Maintenant, comptons ce qui a réellement fuité. Au lancement, avant même que vous n'ayez fait quoi que ce soit, une pile de services d'analyse a appris votre adresse IP et le fait que vous utilisez ce portefeuille. Le serveur par lequel votre portefeuille lit la chaîne a vu chaque adresse que vous détenez, interrogée depuis une seule IP — votre portefeuille complet, soigneusement regroupé pour quiconque conserve les journaux. La dapp a obtenu votre adresse active, ce qui est tout ce dont on a besoin pour consulter l'intégralité de son historique. Et le paiement à votre ami est un enregistrement public permanent reliant votre portefeuille au sien.
Chacune de ces fuites est passée par le même logiciel. Le portefeuille a chargé les analyses, choisi ce serveur, transmis l'adresse, construit la transaction. Mais cette même position est à double tranchant : la couche qui voit tout est aussi celle qui peut tout protéger.
De nombreux portefeuilles ont des modèles économiques fondés sur la collecte de ces informations, mais il existe des moyens de le faire sans mettre les utilisateurs en danger. Une partie de ce qu'il faut est déjà disponible, fonctionnelle et ignorée. Une autre partie n'a encore été résolue par personne. Ces deux moitiés représentent une opportunité, et quiconque s'en empare construit le prochain grand portefeuille.

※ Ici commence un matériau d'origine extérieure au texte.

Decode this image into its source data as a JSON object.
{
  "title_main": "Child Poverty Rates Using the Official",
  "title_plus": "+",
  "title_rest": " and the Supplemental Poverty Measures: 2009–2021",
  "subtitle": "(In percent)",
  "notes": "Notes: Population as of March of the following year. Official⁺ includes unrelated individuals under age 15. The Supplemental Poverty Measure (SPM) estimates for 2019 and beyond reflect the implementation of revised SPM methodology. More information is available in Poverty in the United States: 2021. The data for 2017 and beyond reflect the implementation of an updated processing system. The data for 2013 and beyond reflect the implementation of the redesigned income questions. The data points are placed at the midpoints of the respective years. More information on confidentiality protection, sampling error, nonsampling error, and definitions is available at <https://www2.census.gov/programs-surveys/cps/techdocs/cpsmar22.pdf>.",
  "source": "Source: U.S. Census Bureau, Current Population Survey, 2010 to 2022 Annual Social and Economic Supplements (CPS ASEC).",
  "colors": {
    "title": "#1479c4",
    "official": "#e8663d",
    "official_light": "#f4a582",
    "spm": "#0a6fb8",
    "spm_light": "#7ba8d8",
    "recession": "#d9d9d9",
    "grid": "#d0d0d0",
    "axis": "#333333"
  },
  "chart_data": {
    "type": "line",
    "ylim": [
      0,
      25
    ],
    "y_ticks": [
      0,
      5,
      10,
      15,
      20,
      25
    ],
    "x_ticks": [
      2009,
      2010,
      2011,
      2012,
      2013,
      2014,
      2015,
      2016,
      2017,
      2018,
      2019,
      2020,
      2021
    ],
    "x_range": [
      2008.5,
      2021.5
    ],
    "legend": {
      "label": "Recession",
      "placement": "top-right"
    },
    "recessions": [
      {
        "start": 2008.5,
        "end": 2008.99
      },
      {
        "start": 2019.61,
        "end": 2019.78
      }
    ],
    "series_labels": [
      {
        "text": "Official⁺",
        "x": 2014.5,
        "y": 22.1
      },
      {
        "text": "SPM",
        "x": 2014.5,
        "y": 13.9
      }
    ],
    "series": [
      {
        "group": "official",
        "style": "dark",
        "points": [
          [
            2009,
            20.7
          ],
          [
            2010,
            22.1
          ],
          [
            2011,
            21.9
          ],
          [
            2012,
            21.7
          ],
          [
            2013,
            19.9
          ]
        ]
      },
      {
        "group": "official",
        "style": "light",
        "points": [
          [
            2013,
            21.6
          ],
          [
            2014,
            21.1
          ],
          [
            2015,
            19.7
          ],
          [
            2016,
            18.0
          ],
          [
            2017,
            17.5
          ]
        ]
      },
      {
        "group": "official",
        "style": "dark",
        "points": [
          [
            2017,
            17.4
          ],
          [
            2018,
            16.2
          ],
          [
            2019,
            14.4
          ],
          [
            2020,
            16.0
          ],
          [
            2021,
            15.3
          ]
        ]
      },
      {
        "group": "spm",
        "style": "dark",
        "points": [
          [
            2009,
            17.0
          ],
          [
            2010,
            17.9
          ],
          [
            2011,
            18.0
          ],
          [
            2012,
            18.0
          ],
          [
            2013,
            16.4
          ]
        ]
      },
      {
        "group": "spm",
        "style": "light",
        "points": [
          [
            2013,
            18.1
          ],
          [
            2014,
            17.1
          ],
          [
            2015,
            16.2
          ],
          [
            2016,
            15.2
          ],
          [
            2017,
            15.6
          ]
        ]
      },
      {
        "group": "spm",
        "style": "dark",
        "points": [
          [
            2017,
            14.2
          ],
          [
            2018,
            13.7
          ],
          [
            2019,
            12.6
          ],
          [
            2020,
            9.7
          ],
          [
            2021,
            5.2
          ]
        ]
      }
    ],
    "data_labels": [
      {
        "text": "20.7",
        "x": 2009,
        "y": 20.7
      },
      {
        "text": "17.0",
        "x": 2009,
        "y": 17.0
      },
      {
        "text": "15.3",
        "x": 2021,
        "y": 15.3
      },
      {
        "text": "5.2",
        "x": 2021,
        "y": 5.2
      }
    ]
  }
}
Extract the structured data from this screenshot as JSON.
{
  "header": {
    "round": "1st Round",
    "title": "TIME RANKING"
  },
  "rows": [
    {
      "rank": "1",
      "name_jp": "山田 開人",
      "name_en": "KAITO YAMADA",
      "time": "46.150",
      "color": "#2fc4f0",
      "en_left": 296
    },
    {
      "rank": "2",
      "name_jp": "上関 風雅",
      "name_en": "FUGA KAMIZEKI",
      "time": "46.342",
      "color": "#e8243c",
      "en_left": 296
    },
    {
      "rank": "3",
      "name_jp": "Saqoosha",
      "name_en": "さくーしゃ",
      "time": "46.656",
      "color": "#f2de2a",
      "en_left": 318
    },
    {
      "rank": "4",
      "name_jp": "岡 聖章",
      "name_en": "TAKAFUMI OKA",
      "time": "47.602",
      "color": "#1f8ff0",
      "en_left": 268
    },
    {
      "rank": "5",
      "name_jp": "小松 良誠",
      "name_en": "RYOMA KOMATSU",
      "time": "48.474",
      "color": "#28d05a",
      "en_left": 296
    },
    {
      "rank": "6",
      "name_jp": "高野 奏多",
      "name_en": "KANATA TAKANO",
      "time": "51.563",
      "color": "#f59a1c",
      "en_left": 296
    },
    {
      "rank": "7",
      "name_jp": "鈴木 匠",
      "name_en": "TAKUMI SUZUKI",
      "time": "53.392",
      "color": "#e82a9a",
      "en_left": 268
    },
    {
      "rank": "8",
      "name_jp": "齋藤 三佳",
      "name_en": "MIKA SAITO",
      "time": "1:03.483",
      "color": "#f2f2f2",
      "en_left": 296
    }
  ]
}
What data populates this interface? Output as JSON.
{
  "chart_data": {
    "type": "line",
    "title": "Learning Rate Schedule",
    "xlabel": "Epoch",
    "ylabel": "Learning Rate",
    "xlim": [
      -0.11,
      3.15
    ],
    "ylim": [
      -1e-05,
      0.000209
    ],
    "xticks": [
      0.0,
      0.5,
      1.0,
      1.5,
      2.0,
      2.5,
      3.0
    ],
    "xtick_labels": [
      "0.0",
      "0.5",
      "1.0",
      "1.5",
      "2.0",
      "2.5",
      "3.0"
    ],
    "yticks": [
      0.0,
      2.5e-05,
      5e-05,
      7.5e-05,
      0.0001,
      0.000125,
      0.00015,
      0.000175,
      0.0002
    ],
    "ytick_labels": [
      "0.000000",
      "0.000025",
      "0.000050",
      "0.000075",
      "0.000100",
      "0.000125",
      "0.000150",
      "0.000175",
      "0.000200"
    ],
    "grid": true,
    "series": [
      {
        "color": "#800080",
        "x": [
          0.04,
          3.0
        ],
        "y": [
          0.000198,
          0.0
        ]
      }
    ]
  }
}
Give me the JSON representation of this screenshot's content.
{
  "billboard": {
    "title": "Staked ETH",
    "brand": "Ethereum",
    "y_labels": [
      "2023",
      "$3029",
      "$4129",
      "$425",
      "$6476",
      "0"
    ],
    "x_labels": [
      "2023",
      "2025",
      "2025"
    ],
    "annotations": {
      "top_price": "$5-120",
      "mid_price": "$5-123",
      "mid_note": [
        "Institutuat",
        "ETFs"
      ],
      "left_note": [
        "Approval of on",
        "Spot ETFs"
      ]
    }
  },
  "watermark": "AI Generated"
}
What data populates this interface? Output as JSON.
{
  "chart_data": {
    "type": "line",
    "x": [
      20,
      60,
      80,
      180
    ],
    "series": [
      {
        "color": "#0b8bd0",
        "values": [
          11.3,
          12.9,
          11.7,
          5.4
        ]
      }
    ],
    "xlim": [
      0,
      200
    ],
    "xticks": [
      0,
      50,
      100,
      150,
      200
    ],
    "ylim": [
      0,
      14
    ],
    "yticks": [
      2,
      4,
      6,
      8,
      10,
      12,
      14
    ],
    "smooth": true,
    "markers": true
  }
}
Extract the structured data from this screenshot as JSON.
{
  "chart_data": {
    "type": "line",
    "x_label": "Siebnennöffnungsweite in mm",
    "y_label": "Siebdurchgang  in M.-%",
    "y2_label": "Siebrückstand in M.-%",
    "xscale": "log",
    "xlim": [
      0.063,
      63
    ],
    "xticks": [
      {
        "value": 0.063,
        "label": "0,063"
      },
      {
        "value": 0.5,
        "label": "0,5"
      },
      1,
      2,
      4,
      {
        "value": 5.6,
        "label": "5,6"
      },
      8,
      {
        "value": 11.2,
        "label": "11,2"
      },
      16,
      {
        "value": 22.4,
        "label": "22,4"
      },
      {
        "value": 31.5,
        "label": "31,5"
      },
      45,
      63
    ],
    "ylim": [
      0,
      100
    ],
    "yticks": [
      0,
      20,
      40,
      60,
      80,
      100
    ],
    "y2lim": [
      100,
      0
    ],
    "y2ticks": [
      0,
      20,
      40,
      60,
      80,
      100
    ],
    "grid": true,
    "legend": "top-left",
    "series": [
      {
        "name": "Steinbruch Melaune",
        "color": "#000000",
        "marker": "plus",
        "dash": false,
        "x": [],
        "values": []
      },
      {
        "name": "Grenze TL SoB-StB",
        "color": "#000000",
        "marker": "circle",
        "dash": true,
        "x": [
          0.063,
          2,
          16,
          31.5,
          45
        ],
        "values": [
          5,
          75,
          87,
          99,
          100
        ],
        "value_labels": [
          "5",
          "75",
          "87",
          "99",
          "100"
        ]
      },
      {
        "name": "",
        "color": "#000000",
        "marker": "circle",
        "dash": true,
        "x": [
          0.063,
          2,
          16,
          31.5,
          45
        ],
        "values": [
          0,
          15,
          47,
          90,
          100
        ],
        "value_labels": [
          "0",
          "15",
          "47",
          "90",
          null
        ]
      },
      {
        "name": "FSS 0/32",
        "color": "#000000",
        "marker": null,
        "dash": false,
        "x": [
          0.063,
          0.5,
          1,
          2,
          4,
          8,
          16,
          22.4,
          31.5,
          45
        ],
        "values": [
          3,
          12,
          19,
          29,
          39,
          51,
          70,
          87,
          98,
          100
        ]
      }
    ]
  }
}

Ce que votre portefeuille révèle onchain
Commençons onchain, avec ce qui est public quel que soit le portefeuille que vous utilisez. Une adresse ne porte aucun nom, et ce simple fait est très rassurant. Mais chaque paiement que vous avez reçu, chaque contrat que vous avez touché, le montant de votre solde à cet instant, et la liste complète de toutes les personnes avec lesquelles vous avez effectué une transaction sont exposés au grand jour, libres d'être consultés par n'importe qui. Le pseudonymat signifie simplement que c'est classé sous un identifiant au lieu de votre nom.
La défense standard consiste à répartir votre activité sur plusieurs adresses, ce que font la plupart des utilisateurs expérimentés. Cela aide moins qu'il n'y paraît. Financez deux adresses à partir de la même source, ou laissez-les se payer mutuellement une fois, et pour quiconque effectue une analyse de regroupement (cluster analysis), elles fusionnent en une seule entité.
En 2020, une étude (s'ouvre dans un nouvel onglet) sur les quatre premières années d'Ethereum parvenait déjà à regrouper 17,9 % de tous les comptes détenus par des tiers actifs, révélant plus de 340 000 entités contrôlant plusieurs adresses. C'était il y a six ans et un boom de l'IA. Votre séparation minutieuse est à quelques pas d'être réduite à néant.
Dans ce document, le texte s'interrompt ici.